Sabitfikir
Künye | Yazarlar | Giriş Yap

Dosya


Dosya

Popüler ambalajlı ciddi kitap: Bunu herkes bilir



Şahane
Toplam oy: 122
Emrah Safa Gürkan, Bunu Herkes Bilir’de içerikten ve biçimden feragat etmeden tarihle hemhal olmayan okuyucunun seviyesine nasıl inileceğinin de güzel bir örneğini gösteriyor. Akademik kariyeri boyunca işittiği yanlış sorulardan yola çıkarak doğru cevaplara ulaşmaya çalışan yazarın kitabı Bunu Herkes Bilir, popüler olanın kötü olmak zorunda olmadığını ispat ediyor.

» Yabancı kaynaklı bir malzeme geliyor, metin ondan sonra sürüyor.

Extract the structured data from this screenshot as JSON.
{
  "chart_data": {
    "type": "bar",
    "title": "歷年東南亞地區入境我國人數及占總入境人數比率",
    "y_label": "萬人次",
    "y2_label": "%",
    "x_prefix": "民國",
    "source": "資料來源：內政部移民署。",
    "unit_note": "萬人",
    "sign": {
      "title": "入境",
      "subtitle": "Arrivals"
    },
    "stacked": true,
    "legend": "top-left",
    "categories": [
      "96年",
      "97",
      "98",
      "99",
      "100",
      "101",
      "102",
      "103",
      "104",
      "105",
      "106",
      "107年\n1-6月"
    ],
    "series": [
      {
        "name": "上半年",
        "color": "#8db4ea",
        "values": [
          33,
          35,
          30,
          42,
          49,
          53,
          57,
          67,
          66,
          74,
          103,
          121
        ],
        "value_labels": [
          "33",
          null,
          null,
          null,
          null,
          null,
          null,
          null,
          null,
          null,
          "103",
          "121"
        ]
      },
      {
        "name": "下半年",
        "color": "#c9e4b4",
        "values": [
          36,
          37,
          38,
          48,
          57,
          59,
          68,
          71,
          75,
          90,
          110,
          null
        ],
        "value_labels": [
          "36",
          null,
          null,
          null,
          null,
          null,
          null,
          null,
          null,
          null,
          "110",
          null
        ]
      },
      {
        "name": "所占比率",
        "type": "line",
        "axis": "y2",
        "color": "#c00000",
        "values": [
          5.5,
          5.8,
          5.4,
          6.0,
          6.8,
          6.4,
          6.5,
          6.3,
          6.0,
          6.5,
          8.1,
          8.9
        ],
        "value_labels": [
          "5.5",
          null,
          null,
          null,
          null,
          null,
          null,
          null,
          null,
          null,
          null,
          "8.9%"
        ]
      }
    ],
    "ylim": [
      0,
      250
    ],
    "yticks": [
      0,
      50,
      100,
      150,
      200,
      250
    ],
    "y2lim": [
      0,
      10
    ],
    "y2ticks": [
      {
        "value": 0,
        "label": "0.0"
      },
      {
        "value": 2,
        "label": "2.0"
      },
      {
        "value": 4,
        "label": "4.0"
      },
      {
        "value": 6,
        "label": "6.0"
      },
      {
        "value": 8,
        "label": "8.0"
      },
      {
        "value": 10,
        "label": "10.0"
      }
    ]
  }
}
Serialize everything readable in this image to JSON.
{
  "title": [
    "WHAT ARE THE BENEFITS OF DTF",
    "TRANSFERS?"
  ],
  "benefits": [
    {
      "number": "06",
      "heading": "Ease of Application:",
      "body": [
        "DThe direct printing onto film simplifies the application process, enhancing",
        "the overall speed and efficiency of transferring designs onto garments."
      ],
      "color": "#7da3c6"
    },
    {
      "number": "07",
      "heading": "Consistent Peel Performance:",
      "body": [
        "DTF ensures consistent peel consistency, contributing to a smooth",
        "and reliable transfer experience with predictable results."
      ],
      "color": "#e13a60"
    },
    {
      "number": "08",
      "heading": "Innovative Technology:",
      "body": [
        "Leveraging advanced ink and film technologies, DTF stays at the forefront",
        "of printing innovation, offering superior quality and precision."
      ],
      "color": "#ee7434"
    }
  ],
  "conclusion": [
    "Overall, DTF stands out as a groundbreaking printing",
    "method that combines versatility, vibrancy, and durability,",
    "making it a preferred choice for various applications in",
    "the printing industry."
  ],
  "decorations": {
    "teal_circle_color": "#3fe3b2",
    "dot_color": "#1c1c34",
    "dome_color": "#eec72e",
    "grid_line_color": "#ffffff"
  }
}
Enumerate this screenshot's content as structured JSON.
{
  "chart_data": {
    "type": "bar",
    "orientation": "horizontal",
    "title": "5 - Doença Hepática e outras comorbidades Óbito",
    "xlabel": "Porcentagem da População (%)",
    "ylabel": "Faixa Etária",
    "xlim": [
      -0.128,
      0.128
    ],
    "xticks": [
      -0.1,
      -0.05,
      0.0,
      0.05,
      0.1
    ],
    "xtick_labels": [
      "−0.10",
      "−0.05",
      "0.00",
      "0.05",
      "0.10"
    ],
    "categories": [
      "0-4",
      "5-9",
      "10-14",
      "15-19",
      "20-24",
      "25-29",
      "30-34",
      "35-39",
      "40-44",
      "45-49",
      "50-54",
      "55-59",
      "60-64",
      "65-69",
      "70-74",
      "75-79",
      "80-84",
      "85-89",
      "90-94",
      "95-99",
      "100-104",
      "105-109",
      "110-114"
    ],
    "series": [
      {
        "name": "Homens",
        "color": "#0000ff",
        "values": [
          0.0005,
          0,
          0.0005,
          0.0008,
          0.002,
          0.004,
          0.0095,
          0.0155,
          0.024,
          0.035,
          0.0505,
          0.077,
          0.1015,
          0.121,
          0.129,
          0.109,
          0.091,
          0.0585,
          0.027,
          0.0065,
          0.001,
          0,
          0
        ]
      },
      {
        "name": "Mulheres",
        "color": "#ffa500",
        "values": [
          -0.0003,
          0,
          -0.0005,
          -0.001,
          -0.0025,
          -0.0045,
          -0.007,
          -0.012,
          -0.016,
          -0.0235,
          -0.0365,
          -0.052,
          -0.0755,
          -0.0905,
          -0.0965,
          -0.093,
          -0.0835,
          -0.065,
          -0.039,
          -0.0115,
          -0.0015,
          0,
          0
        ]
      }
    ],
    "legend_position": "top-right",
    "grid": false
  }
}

Hayatın, hatta kâinatın anlamını verdiğini iddia eden kitapların rafları doldurması, bütün dünyada olduğu gibi bizim ülkemizde de olağan bir durum. Evren ile nasıl bağ kurulur, başarının sırrı nedir, nasıl terfi alınır, plaza hayatının insanı bitiren boşluğuna nasıl anlam katılır? Hayatına mana katmak isteyen; okuyan, ama sandığı gibi iyi bir okuyucu olmayan beyaz yakalıya yazılır bu kitaplar. Formülasyon da gayet basittir: Kendini çok ciddiye alan bir imaj, ambalaj; içinde ise faydasız ve bayağı bir yığın bilgi... Emrah Safa Gürkan’ın kitabını okurken şunu fark ettim. Bunu Herkes Bilir, benim hayatımda okuduğum ilk “popüler ambalajlı ciddi kitap”.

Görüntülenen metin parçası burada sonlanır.